Building skills from the moment you step onto campus
Stevens feels she was ready to jump into her work in Congress from day one — thanks to the huge variety of experiences she had as a student. In addition to her academics, those experiences included being a member of the swim team, a sorority, and student government, as well as an internship, and a study abroad in Berlin.
“Being in the Student Senate gave me a deeper understanding of the basics of politics, sort of a mock of what the real Senate would be like! The biggest lesson I learned was always to speak up for yourself and what you believe in because no one will do it for you.”
Summers were important building blocks too. Stevens split her junior year summer between D.C. and Berlin. First, she interned for her Congressman.”I fell in love with DC and the Hill and it really solidified what I wanted to do in terms of my career.”
That summer Stevens also studied the Holocaust in Berlin, which deepened her research skills and taught her how to reconnoiter an international capital. Then during her senior year, she dove into career exploration at the Knowlton Career Center. “and that’s how I found Running Start,” the program that organized Steven’s congressional internship.

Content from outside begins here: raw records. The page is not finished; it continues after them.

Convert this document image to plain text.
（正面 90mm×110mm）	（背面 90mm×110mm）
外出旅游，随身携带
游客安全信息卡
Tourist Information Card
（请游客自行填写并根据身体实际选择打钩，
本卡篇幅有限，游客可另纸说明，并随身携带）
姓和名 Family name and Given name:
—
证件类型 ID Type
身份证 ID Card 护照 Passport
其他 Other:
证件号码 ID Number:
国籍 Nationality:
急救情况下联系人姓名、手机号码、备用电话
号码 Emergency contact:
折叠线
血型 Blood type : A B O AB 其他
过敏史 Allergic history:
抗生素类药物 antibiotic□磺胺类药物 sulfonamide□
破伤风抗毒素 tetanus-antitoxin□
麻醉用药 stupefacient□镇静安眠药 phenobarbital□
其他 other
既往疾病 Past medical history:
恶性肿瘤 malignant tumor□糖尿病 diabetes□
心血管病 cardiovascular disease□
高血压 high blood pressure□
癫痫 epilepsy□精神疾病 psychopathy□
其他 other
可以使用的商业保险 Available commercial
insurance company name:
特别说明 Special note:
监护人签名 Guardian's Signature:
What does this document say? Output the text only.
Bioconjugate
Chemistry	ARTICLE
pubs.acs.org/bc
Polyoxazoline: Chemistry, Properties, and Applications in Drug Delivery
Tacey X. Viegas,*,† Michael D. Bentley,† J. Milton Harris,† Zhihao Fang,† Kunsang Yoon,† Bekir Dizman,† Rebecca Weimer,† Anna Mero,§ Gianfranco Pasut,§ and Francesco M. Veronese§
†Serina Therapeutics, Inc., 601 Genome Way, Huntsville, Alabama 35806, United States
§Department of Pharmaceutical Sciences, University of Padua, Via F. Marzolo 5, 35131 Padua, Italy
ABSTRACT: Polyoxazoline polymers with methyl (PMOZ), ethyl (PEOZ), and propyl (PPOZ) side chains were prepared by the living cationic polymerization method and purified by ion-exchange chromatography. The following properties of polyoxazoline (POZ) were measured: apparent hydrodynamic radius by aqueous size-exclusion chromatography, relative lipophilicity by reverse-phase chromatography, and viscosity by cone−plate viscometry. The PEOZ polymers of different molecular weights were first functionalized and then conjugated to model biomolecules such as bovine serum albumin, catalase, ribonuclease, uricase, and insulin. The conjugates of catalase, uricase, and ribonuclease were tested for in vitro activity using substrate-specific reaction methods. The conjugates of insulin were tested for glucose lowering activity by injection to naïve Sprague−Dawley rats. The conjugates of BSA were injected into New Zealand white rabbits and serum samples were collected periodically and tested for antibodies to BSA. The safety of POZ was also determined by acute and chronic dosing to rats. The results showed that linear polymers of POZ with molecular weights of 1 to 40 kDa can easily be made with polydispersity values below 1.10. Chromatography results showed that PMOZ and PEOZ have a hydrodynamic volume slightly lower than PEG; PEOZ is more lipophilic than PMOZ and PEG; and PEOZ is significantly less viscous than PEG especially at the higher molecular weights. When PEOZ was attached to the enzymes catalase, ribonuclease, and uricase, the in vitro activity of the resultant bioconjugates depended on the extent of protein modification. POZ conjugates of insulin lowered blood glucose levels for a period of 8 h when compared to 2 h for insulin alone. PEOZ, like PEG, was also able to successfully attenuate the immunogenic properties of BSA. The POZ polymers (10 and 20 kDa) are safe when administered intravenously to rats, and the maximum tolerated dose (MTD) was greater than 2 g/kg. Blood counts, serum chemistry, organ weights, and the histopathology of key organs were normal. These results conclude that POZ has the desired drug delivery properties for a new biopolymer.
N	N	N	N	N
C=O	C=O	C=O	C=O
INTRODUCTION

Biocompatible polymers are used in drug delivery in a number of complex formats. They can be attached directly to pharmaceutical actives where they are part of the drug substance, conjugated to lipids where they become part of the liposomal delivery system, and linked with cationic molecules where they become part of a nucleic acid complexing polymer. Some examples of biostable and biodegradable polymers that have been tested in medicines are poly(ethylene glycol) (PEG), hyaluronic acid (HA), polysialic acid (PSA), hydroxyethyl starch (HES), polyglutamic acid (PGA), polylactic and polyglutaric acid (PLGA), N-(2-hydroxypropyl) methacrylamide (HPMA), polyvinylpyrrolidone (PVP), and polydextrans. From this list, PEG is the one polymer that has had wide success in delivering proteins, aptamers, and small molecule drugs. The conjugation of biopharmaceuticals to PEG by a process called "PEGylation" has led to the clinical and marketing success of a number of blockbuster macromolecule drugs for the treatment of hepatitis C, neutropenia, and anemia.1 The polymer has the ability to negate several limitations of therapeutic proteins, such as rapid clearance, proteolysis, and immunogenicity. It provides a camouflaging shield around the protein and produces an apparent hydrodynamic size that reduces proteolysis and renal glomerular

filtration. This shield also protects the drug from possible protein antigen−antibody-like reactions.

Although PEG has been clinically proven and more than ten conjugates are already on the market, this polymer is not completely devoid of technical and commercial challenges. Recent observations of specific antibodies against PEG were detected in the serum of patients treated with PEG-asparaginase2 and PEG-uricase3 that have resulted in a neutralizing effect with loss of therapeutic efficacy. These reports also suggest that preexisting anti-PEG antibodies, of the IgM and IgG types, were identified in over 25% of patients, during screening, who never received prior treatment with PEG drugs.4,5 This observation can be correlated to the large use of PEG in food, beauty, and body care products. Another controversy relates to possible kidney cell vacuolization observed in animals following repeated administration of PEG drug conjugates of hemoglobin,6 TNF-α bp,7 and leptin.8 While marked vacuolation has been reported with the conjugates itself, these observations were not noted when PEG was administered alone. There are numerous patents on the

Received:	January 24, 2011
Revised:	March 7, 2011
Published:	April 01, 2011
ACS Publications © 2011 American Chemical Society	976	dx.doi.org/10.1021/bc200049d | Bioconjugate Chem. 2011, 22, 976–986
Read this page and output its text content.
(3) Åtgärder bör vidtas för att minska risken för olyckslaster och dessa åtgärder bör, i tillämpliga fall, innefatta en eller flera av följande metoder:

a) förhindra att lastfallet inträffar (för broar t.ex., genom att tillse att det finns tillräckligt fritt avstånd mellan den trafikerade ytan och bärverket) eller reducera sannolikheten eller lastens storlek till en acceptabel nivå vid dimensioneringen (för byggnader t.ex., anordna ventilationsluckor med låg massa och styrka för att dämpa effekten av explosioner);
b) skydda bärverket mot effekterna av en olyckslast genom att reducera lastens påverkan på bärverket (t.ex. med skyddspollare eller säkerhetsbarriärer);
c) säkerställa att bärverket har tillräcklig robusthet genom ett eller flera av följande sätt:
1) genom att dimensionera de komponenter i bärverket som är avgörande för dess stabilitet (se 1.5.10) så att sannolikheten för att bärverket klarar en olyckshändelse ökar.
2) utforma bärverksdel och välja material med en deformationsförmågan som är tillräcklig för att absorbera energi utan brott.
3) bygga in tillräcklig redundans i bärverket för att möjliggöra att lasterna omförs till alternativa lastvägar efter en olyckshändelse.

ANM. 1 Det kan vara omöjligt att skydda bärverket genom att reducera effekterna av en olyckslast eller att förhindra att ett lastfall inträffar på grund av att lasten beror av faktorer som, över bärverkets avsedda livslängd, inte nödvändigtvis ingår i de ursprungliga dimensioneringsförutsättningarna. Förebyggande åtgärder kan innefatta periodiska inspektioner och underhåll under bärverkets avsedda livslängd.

Finding your major can be a journey, too
Finding your major at a liberal arts college can be an adventure. Stevens began as a PPE (politics, philosophy, and economics) major, then moved into political science. “At the last minute in my sophomore year, I switched to history and I do not regret it one bit,” she says.
A class on the history of women’s movements in America sparked something extraordinary. “The way Dr. Threlkeld taught and honored the different stories that created and pushed women’s movements in America was so inspiring. It impacted me so much. Now I have a deep passion for women’s rights and issues and plan on making that my motivation for my career.”
“One of the most meaningful things I learned from Dr. Threlkeld is how to examine and challenge the history you are looking at. Specifically, do not always take history at face value— really question it and challenge it.”
Leadership through sports
“Coach Gregg and the assistant coaches helped shape me into the strong young woman I am today. They really built my foundation of being a strong leader,” says Stevens, who adds that she learned how to work well on a team, on a strict schedule, and towards a common goal. “I know how to dedicate myself and execute obstacles set before me to reach my purpose.”
RBG as a role model Stevens is inspired by the late Justice Ruth Bader Ginsburg, who said “women need to be in the places where decisions are being made.” This is a call for Stevens to keep pushing for a better America “not just for women, but for everyone.”